OK... here is a a question/problem and I would greatly appreciate any help! Site is in sig - homesalewizard. Robots.txt is set as: User-agent: Googlebot Disallow: /buy/ Disallow: /sell/ Those are directories mostly for user's accounts. Googlebot continues to crawl through them... So the question is - if */buy/* disallowed would it automatically exclude something like */buy/savelisting.php?homeid=191* ? I feel like we are in the middle of mess with indexing. G's used to show internal pages in SERP and seems like it's not any longer. Thanks for help!
Hmmmmm ... very puzzling situation. I'm not sure if I've resolved it or not, but here's some help with your problem-solving. Using the validation tool at SearchEngineWorld, I checked the syntax of your robots.txt file and found no obvious errors. I then doublechecked Google's advice to webmasters on this topic. They have some helpful instructions -- all of which you seem to be following -- in their webmaster FAQs. So ... no obvious problems that I could see. Any thoughts from web gurus more experienced with these issues? Best, - James
Your robots.txt file is all messed up now... I don't know if it looked like this when Jamews tried to validate it but it's full of errors now. For one thing, you have invalid user-agent designations as well as comments in the user-agent lines. Your syntax for many of the the Disallow lines is incorrect. And the file is HUGE! You can eliminate most of the repetition using User-agent: * Code (markup): And the file as it exists now finishes with User-agent: * Disallow: / Code (markup): which is saying "note to ALL spiders -- do not index ANYTHING". Start over with this robots.txt file: User-agent: * Disallow: /buy/ Disallow: /sell/ Disallow: /message/ Disallow: /news/ Disallow: /account/ Code (markup): and dump everything else.
That's absolute nonsense, sitetutor. If you meant it as some sort of satirical comment, you forgot the smiley.
They may do the opposite of what the webmaster intended to instruct but take a look at the robots.txt file in question -- if Googlebot didn't know how to interpret that mess, you can hardly blame it. I'd like to see even a single example of Googlebot ignoring a properly constructed robots.txt file.
the mayority of webmasters does NOT properly instruct ... that is who the rest is paying for! not the smartest move on G's part but that is what they are doing!
Is mine properly constructed? www.vlead.com/robots.txt http://www.google.com/search?q=site...&rls=org.mozilla:en-US:official&start=30&sa=N http://www.google.com/search?q=site...&rls=org.mozilla:en-US:official&start=20&sa=N
Yes it is. How long has that entry been there? The "Disallow: /extranet" I mean. All I see there is a non-cached log-in page in the first search string. What am I supposed to be looking at with the second search string?

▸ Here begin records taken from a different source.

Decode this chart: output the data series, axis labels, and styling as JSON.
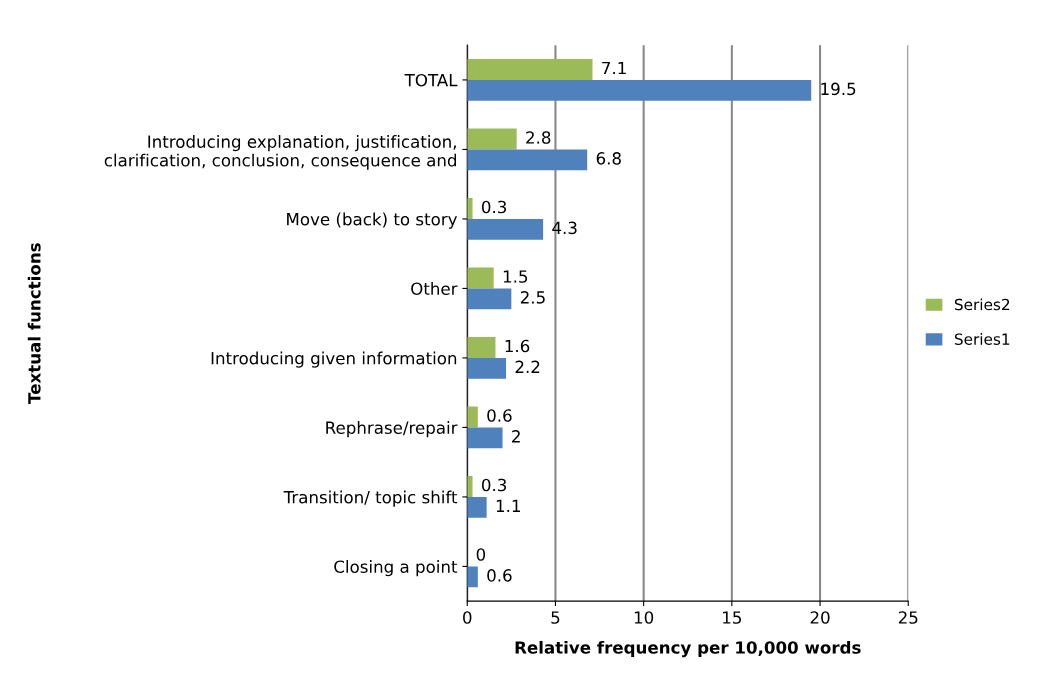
{
  "chart_data": {
    "type": "bar",
    "orientation": "horizontal",
    "ylabel": "Textual functions",
    "xlabel": "Relative frequency per 10,000 words",
    "categories": [
      "TOTAL",
      "Introducing explanation, justification,\nclarification, conclusion, consequence and",
      "Move (back) to story",
      "Other",
      "Introducing given information",
      "Rephrase/repair",
      "Transition/ topic shift",
      "Closing a point"
    ],
    "series": [
      {
        "name": "Series2",
        "color": "#9bbb59",
        "values": [
          7.1,
          2.8,
          0.3,
          1.5,
          1.6,
          0.6,
          0.3,
          0
        ]
      },
      {
        "name": "Series1",
        "color": "#4f81bd",
        "values": [
          19.5,
          6.8,
          4.3,
          2.5,
          2.2,
          2,
          1.1,
          0.6
        ]
      }
    ],
    "xlim": [
      0,
      25
    ],
    "xticks": [
      0,
      5,
      10,
      15,
      20,
      25
    ],
    "grid": "x",
    "legend": "right",
    "data_labels": true
  }
}
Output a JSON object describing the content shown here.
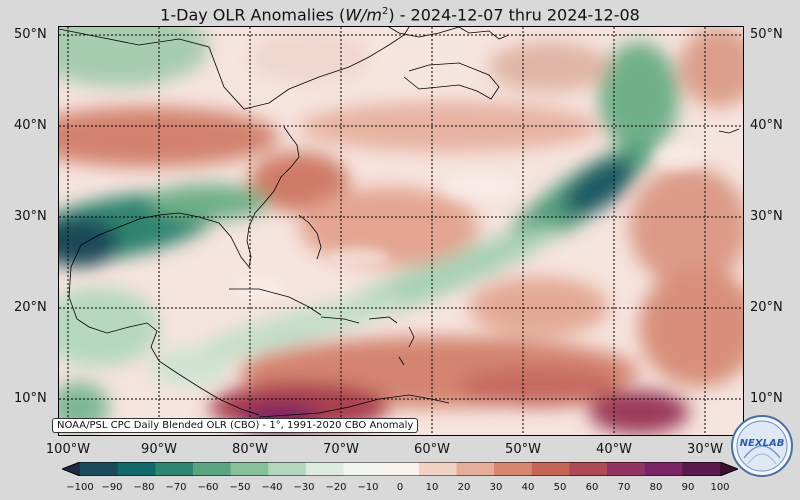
{
  "title": {
    "prefix": "1-Day OLR Anomalies (",
    "unit_base": "W/m",
    "unit_exp": "2",
    "suffix": ") - 2024-12-07 thru 2024-12-08"
  },
  "map": {
    "lat_labels": [
      "50°N",
      "40°N",
      "30°N",
      "20°N",
      "10°N"
    ],
    "lon_labels": [
      "100°W",
      "90°W",
      "80°W",
      "70°W",
      "60°W",
      "50°W",
      "40°W",
      "30°W"
    ],
    "credit": "NOAA/PSL CPC Daily Blended OLR (CBO) - 1°, 1991-2020 CBO Anomaly"
  },
  "colorbar": {
    "ticks": [
      "−100",
      "−90",
      "−80",
      "−70",
      "−60",
      "−50",
      "−40",
      "−30",
      "−20",
      "−10",
      "0",
      "10",
      "20",
      "30",
      "40",
      "50",
      "60",
      "70",
      "80",
      "90",
      "100"
    ],
    "colors": [
      "#1e2a43",
      "#1b4b5a",
      "#12696a",
      "#2f8572",
      "#5aa47f",
      "#86c09a",
      "#b3d7bc",
      "#dcece0",
      "#f3f5f2",
      "#faf2ef",
      "#f3d2c6",
      "#e6ad9a",
      "#d7876f",
      "#c46556",
      "#ad4a55",
      "#933462",
      "#7a2566",
      "#5a1a4b",
      "#3a102f"
    ]
  },
  "logo": {
    "text": "NEXLAB"
  }
}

For almost an year now. Basically, it has been there ever since we started the extranet. The first search string was site:vlead.com and the second was site:www.vlead.com
Errors aside, there's another issue that may deserve clarification. The robots file instructs a spider not to index specific files and/or folders. However, I don't believe that means 'do not access, do not request, or do not crawl' these resources. Am I wrong? /*tom*/
Well... seems like I understood it... the problem was I used /buy/ for example wich actually should be */buy * without slash if I want to disallow alll directories and file exstentions within this directory. Now it work well! Minstrel, your advice is good - to use only User-agent: * Disallow: /buy/ Disallow: /sell/ Disallow: /message/ Disallow: /news/ Disallow: /account/ but my robots.txt is correct - it includes only well known robots and excludes the rest to save BW. I checked it through validator http://www.searchengineworld.com/cgi-bin/robotcheck.cgi and it's fine. Again, the key was "slash"! Correct way is: User-agent: * Disallow: /buy Disallow: /sell Disallow: /message Disallow: /news Disallow: /account Thank you all! And check your robots.txt With this hint many of us could get rid of "supplementals"
There are some spiders which ignore robots instructions even if you set the user agent to *. There is also an application called Teleport Ultra (which is an offline browser) which can be instructed to ignore robots instructions when spidering a website. I think Google does indeed visit locations which it is not supposed to but it doesn't index them. I noticed it on my message board though that Google tries to spider excluded directories, but the bot receives a no permission message because the excluded dirs aren't accessible by the IIS guest user.
http://www.robotstxt.org/wc/norobots.html http://www.robotstxt.org/wc/exclusion-admin.html Your robots.txt file still contains numerous invalid user-agent identifiers.
http://www.searchengineworld.com/robots/robots_tutorial.htm See also http://www.searchengineworld.com/misc/robots_txt_crawl.htm for common errors.
Note that the SearchEngineWorld validator does not check for invalid user-agent designations. Your robots.txt file does indeed "validate" according to that script but as an example look at this: This is partial output from the validator containing invalid user-agent lines. Since the validator script doesn't check those lines, it "passes" them but they are not valid.
Thanks, Minstrel! Well... after changes from "/buy/" to "buy" Gb stopped crawling directory and all files. You might be correct with "validator pass" issue. Changed it. Let's see how it will work out. Thanks again!
usandr: note that those are not the only user-agent errors -- just three examples of problem entries. There are several others.